Does Milk Increase Risk of Parkinson's?

Looking for another reason to consider reducing your milk and dairy consumption?

I've blogged before about how diets higher in dairy seem to be associated with increased risk of ovarian cancer and fatal and aggressive prostate cancer while not demonstrating themselves to be protective versus osteoporotic fractures.

Well now research has linked diets higher in dairy, especially in men, with increased risk of Parkinson's disease.

The study, published a week or so ago in the American Journal of Epidemiology, looked at 57,689 men and 73,175 women from the American Cancer Society's Cancer Prevention Study II Nutrition Cohort. 250 men and 138 women with Parkinson's disease were identified during the ten years of follow-up. Diets higher in dairy were associated with increased risks of Parkinson's development with men having an 80% increased risk and women 30% in the highest dairy intake grouping.

While by no means a slam dunk that ties dairy forever to Parkinson's, it's just another thing to ponder when watching the does a body good and think about your drink messages paid for by the enormously deep pockets of Big Milk.
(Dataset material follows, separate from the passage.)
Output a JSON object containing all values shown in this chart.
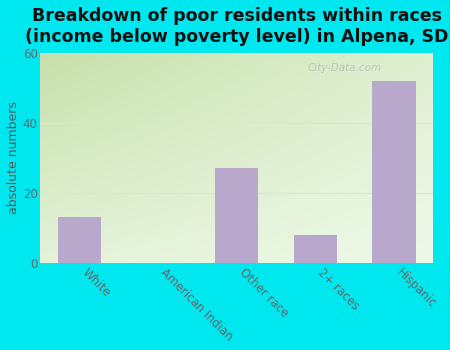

In an reflex quobesity, Big Milk in the UK (the UK Dairy Council) had this to say regarding the study,

"In reality there is no definitive link between dairy/milk, or any other food group, and any chronic disease."
Um, doesn't that also mean there's no definitive link between dairy consumption and osteoporosis prevention (a chronic disease)?

Of course if pressed this Big Milk spokesperson certainly would point out that....no no, milk does decrease risk of osteoporosis (even though it doesn't), it's just that nothing bad could ever be linked to dairy.